I mean if your owner loved you and threw the ball and took you for walks.
Dogs seem so happy to me when they are loved, going for walks, or chasing a ball or wrestling playfully.
Would you be happier as a dog perhaps?
No. Where I live in Mexico, we are seeing an evolution in the way locals view dogs due to our foreign influence. Dogs were considered guards, and to be avoided. They might be left on a roof (that's been made illegal now) or left tied to a tree with no companionship.
They are learning to see them as pets, friends, even part of the family, taking them for walks and dressing them in sweaters.

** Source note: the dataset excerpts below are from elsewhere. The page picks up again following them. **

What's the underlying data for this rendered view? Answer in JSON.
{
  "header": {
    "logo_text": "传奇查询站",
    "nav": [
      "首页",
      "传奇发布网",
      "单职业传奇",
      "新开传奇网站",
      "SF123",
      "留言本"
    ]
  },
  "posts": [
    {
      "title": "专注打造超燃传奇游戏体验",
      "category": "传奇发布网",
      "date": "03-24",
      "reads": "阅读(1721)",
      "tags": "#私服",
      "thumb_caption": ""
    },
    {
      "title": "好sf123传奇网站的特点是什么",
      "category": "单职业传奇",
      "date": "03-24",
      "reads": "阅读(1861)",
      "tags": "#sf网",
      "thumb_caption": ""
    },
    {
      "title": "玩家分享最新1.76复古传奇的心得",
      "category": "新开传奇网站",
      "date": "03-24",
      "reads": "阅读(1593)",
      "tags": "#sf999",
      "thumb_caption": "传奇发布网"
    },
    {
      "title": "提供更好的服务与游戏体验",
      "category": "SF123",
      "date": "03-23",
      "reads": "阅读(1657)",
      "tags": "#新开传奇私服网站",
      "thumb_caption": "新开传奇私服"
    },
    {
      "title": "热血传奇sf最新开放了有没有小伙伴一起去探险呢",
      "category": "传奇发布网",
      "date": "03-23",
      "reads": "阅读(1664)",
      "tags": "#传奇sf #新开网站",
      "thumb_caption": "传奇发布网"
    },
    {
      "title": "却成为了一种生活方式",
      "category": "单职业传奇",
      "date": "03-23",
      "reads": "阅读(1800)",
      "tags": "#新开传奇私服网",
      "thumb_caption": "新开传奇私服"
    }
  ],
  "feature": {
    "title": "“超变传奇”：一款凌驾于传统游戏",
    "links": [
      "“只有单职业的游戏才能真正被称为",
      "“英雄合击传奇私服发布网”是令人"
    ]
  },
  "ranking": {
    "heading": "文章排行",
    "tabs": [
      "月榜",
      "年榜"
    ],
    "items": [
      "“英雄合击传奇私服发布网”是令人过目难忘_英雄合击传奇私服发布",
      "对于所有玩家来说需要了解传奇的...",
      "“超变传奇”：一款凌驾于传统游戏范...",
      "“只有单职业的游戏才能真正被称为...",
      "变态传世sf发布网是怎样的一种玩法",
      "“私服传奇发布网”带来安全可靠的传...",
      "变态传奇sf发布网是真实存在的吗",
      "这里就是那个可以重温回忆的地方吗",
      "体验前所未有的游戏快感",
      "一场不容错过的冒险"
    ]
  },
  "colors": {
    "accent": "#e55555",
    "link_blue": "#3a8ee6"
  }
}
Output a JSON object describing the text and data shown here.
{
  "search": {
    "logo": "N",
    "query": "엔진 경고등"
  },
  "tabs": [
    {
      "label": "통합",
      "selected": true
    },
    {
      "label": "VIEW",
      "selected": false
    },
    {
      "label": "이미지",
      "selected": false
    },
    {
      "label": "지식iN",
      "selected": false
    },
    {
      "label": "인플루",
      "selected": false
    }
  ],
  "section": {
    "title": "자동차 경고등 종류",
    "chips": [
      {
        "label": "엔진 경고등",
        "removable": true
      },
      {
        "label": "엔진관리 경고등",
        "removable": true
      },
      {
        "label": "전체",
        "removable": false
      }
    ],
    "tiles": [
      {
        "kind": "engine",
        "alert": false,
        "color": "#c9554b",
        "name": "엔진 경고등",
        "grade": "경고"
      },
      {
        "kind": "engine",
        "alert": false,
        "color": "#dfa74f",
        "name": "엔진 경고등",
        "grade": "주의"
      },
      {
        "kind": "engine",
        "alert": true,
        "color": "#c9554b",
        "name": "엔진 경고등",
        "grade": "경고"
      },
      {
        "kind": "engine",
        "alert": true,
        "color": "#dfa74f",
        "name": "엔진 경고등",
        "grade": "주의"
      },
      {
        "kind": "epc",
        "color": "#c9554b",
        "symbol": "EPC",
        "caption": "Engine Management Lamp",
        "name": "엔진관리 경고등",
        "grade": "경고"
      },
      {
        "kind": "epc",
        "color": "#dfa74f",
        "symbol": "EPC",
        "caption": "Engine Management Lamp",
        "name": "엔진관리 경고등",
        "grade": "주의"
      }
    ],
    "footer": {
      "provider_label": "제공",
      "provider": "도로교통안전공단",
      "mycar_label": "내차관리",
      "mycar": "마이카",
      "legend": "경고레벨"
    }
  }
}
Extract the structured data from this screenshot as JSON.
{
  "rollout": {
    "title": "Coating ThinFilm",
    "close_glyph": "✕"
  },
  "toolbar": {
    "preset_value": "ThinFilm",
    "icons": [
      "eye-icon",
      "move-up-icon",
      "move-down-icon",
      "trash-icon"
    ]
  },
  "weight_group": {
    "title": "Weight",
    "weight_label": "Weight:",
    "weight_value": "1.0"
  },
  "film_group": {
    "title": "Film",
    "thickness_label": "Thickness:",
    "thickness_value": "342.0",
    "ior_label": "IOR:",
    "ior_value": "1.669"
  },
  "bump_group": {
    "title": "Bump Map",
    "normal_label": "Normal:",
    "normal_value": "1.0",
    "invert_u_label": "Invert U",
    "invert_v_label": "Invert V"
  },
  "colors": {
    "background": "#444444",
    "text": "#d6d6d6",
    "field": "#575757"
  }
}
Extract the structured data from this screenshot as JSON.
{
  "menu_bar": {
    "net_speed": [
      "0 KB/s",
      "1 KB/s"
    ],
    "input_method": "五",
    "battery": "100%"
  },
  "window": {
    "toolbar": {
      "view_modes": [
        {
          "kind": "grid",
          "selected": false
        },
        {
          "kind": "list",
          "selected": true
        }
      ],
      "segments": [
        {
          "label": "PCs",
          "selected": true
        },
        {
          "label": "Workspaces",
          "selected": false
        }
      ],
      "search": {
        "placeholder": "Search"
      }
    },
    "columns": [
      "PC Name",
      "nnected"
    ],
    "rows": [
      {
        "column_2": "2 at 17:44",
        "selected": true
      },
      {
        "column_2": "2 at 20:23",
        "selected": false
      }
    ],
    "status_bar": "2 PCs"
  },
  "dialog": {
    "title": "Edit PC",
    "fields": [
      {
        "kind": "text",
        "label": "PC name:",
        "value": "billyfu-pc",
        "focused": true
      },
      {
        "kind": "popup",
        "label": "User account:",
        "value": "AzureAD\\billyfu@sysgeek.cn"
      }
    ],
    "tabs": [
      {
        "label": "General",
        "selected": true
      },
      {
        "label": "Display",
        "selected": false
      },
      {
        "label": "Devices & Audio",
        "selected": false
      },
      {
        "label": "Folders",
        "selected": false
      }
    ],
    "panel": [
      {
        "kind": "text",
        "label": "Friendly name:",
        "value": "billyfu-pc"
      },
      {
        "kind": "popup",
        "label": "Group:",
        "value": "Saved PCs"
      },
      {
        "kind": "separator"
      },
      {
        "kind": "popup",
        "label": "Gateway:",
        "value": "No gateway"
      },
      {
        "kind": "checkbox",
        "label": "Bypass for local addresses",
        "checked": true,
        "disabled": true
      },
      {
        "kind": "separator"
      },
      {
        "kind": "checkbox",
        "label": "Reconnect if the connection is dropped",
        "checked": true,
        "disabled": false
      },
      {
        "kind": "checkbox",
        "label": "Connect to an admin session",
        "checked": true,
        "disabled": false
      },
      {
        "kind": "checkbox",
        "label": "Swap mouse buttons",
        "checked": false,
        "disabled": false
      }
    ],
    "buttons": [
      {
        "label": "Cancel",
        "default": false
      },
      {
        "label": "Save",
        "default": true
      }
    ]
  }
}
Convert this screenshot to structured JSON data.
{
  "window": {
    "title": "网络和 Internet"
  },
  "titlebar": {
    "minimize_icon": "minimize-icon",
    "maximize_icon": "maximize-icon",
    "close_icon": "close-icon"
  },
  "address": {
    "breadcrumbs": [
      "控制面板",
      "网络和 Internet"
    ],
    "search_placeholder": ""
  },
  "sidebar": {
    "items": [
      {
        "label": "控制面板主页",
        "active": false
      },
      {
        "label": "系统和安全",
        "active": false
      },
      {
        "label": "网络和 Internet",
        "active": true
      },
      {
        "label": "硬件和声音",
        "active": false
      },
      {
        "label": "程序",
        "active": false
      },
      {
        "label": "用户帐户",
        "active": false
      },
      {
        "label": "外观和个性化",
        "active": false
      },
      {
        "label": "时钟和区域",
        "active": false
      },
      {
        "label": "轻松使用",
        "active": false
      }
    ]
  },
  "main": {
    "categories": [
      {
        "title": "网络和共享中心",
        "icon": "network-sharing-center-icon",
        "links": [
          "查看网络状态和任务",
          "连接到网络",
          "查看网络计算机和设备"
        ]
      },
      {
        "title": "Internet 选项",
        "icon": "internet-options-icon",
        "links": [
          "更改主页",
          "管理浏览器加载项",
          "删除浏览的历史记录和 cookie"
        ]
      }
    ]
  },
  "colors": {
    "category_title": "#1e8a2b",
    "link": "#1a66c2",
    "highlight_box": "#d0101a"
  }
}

But even that life is worse than being human. They get hit by cars, they are sometimes killed by other street dogs (happened to a chihuahua two doors down at the hand of a stray pit bull before we lived in the neighborhood), and twice since I've lived in Mexico, people have placed poisoned food on the streets to kill them randomly.
But it's probably nothing like that for dogs near you, nor for our dogs, who don't go on walks. They have an enclosed yard to use for biological needs, and are taken to the dog park for exercise and socializing with other dogs.
Still, life is harder without hands or speech, even if you are safe and well cared for, and your people take you to the dog park. Sometimes we find one locked in a room for three hours. They act like we might not come back when we leave without them and are ecstatic when we return, moping in between as seen from home security cameras. And they cringe at the thunder and bottle rockets. So, there lives, while as good as they can be, aren't nearly as good as ours even during a pandemic of which they are blissfully unaware.